BANQUE MONDIALE – RAPPORT SUR LE DEVELOPPEMENT DANS LE MONDE 2026 : L’IA, pour  permettre aux pays en développement d’accomplir en une décennie ce qui prendrait autrement un siècle

Le Groupe de la Banque mondiale a publié ce mardi  à Washington son Rapport sur le développement dans le monde 2026 posant l’intelligence artificielle (IA) comme un levier vital aux économies en développement en panne de croissance.

En effet, selon le Groupe de la Banque mondiale, l’intelligence artificielle (IA) pourrait permettre aux pays en développement d’accomplir en une décennie ce qui prendrait autrement un siècle, à condition d’agir rapidement pour combler les lacunes qui persistent dans l’accès à l’électricité, la connectivité, les compétences et la qualité des institutions, et éviter ainsi de se laisser distancer. Autrement dit, si les pays en développement agissent dès maintenant, l’IA pourrait leur permettre d’accomplir en une décennie ce qui aurait autrement pris un siècle.

Intitulé La promesse de l’intelligence artificielle, le rapport indique que les emplois dans les pays à revenu élevé sont plus de trois fois plus exposés au risque d’automatisation par l’IA générative que ceux des pays à revenu faible et intermédiaire, où 4,5 % des emplois existants sont menacés, contre 14,2 % dans les pays à revenu élevé. Parallèlement, 16,2 % des emplois dans les économies en développement pourraient enregistrer d’importants gains de productivité grâce à l’IA, un niveau proche des 18,7 % attendus dans les pays à revenu élevé. Pour les pays en développement, le potentiel de l’IA ne réside pas dans le remplacement des travailleurs, mais dans l’augmentation de leurs capacités.
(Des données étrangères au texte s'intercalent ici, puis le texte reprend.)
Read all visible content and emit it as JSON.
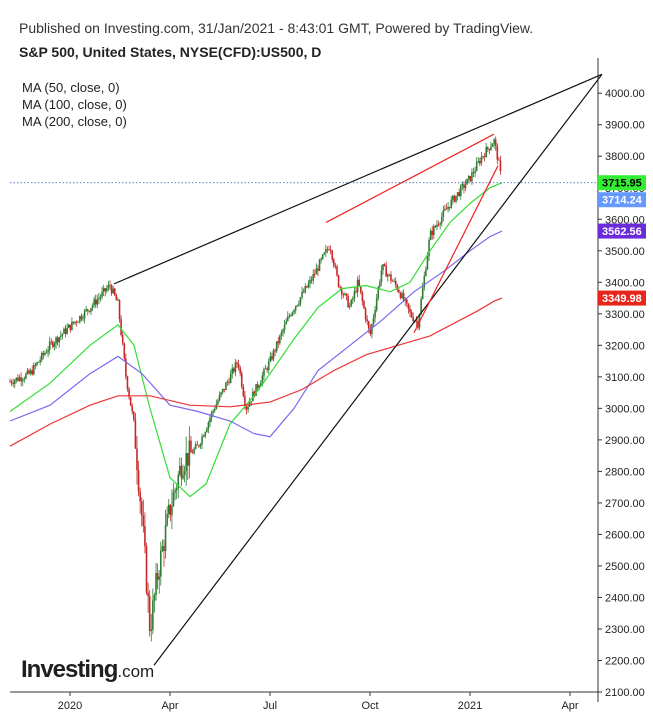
{
  "header": {
    "published": "Published on Investing.com, 31/Jan/2021 - 8:43:01 GMT, Powered by TradingView.",
    "symbol": "S&P 500, United States, NYSE(CFD):US500, D"
  },
  "legend": [
    "MA (50, close, 0)",
    "MA (100, close, 0)",
    "MA (200, close, 0)"
  ],
  "logo": {
    "text": "Investing",
    "suffix": ".com"
  },
  "chart_data": {
    "type": "candlestick",
    "ylim": [
      2100,
      4080
    ],
    "y_ticks": [
      "4000.00",
      "3900.00",
      "3800.00",
      "3700.00",
      "3600.00",
      "3500.00",
      "3400.00",
      "3300.00",
      "3200.00",
      "3100.00",
      "3000.00",
      "2900.00",
      "2800.00",
      "2700.00",
      "2600.00",
      "2500.00",
      "2400.00",
      "2300.00",
      "2200.00",
      "2100.00"
    ],
    "x_ticks": [
      {
        "label": "2020",
        "t": 2020.0
      },
      {
        "label": "Apr",
        "t": 2020.25
      },
      {
        "label": "Jul",
        "t": 2020.5
      },
      {
        "label": "Oct",
        "t": 2020.75
      },
      {
        "label": "2021",
        "t": 2021.0
      },
      {
        "label": "Apr",
        "t": 2021.25
      }
    ],
    "x_range": [
      2019.85,
      2021.32
    ],
    "price_path": [
      [
        2019.85,
        3085
      ],
      [
        2019.9,
        3110
      ],
      [
        2019.95,
        3200
      ],
      [
        2020.05,
        3320
      ],
      [
        2020.1,
        3390
      ],
      [
        2020.12,
        3330
      ],
      [
        2020.14,
        3100
      ],
      [
        2020.16,
        2950
      ],
      [
        2020.18,
        2650
      ],
      [
        2020.2,
        2300
      ],
      [
        2020.22,
        2480
      ],
      [
        2020.25,
        2680
      ],
      [
        2020.28,
        2830
      ],
      [
        2020.32,
        2880
      ],
      [
        2020.36,
        3000
      ],
      [
        2020.42,
        3150
      ],
      [
        2020.44,
        3000
      ],
      [
        2020.5,
        3150
      ],
      [
        2020.55,
        3300
      ],
      [
        2020.6,
        3400
      ],
      [
        2020.65,
        3520
      ],
      [
        2020.67,
        3400
      ],
      [
        2020.7,
        3320
      ],
      [
        2020.72,
        3400
      ],
      [
        2020.75,
        3230
      ],
      [
        2020.78,
        3450
      ],
      [
        2020.82,
        3380
      ],
      [
        2020.85,
        3300
      ],
      [
        2020.87,
        3270
      ],
      [
        2020.9,
        3550
      ],
      [
        2020.95,
        3650
      ],
      [
        2021.0,
        3730
      ],
      [
        2021.03,
        3800
      ],
      [
        2021.06,
        3850
      ],
      [
        2021.07,
        3790
      ],
      [
        2021.08,
        3714.24
      ]
    ],
    "series": [
      {
        "name": "MA (50, close, 0)",
        "color": "#33dd33",
        "points": [
          [
            2019.85,
            2990
          ],
          [
            2019.95,
            3080
          ],
          [
            2020.05,
            3200
          ],
          [
            2020.12,
            3265
          ],
          [
            2020.16,
            3200
          ],
          [
            2020.2,
            3000
          ],
          [
            2020.25,
            2780
          ],
          [
            2020.3,
            2720
          ],
          [
            2020.34,
            2760
          ],
          [
            2020.4,
            2950
          ],
          [
            2020.46,
            3040
          ],
          [
            2020.5,
            3110
          ],
          [
            2020.56,
            3220
          ],
          [
            2020.62,
            3320
          ],
          [
            2020.68,
            3380
          ],
          [
            2020.74,
            3390
          ],
          [
            2020.8,
            3370
          ],
          [
            2020.85,
            3400
          ],
          [
            2020.9,
            3500
          ],
          [
            2020.95,
            3590
          ],
          [
            2021.0,
            3650
          ],
          [
            2021.05,
            3700
          ],
          [
            2021.08,
            3715.95
          ]
        ]
      },
      {
        "name": "MA (100, close, 0)",
        "color": "#7b68ee",
        "points": [
          [
            2019.85,
            2960
          ],
          [
            2019.95,
            3010
          ],
          [
            2020.05,
            3110
          ],
          [
            2020.12,
            3165
          ],
          [
            2020.18,
            3110
          ],
          [
            2020.25,
            3010
          ],
          [
            2020.32,
            2990
          ],
          [
            2020.4,
            2960
          ],
          [
            2020.46,
            2920
          ],
          [
            2020.5,
            2910
          ],
          [
            2020.56,
            3000
          ],
          [
            2020.62,
            3120
          ],
          [
            2020.7,
            3200
          ],
          [
            2020.78,
            3280
          ],
          [
            2020.86,
            3370
          ],
          [
            2020.94,
            3440
          ],
          [
            2021.0,
            3500
          ],
          [
            2021.05,
            3545
          ],
          [
            2021.08,
            3562.56
          ]
        ]
      },
      {
        "name": "MA (200, close, 0)",
        "color": "#ee3333",
        "points": [
          [
            2019.85,
            2880
          ],
          [
            2019.95,
            2950
          ],
          [
            2020.05,
            3010
          ],
          [
            2020.12,
            3040
          ],
          [
            2020.2,
            3040
          ],
          [
            2020.3,
            3010
          ],
          [
            2020.4,
            3005
          ],
          [
            2020.5,
            3020
          ],
          [
            2020.58,
            3060
          ],
          [
            2020.66,
            3120
          ],
          [
            2020.74,
            3170
          ],
          [
            2020.82,
            3200
          ],
          [
            2020.9,
            3230
          ],
          [
            2020.96,
            3270
          ],
          [
            2021.02,
            3310
          ],
          [
            2021.06,
            3340
          ],
          [
            2021.08,
            3349.98
          ]
        ]
      }
    ],
    "trendlines": [
      {
        "color": "#111111",
        "from": [
          2020.11,
          3395
        ],
        "to": [
          2021.33,
          4060
        ]
      },
      {
        "color": "#111111",
        "from": [
          2020.21,
          2185
        ],
        "to": [
          2021.33,
          4060
        ]
      },
      {
        "color": "#ee2222",
        "from": [
          2020.64,
          3590
        ],
        "to": [
          2021.06,
          3870
        ]
      },
      {
        "color": "#ee2222",
        "from": [
          2020.86,
          3240
        ],
        "to": [
          2021.07,
          3770
        ]
      }
    ],
    "current_price_line": 3715.95,
    "flags": [
      {
        "label": "3715.95",
        "value": 3715.95,
        "bg": "#33ee33",
        "fg": "#000000"
      },
      {
        "label": "3714.24",
        "value": 3714.24,
        "bg": "#6699ff",
        "fg": "#ffffff"
      },
      {
        "label": "3562.56",
        "value": 3562.56,
        "bg": "#6a2bd9",
        "fg": "#ffffff"
      },
      {
        "label": "3349.98",
        "value": 3349.98,
        "bg": "#e8251b",
        "fg": "#ffffff"
      }
    ],
    "candle_colors": {
      "up": "#2f7d32",
      "down": "#c62828"
    }
  }
}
Ce rapport, première évaluation exhaustive des enjeux de l’IA pour les pays en développement, met en lumière la manière dont les entreprises et les gouvernements de ces pays ont commencé à recourir à cette technologie. Il en ressort que l’IA aide déjà les populations, les entreprises et les gouvernements à résoudre des problèmes, à analyser des informations, à améliorer les prévisions et à fournir des services à plus grande échelle. Ces apports sont particulièrement précieux dans les pays où le nombre de professionnels qualifiés, les registres fiables et les capacités publiques sont souvent limités. Les outils d’IA aident les médecins à poser un diagnostic, les agriculteurs à prendre de meilleures décisions et les entreprises à accroître leur productivité. Les gouvernements pourraient eux aussi utiliser l’IA pour améliorer le recouvrement des impôts, les programmes sociaux, la gestion des catastrophes, les soins de santé et l’éducation.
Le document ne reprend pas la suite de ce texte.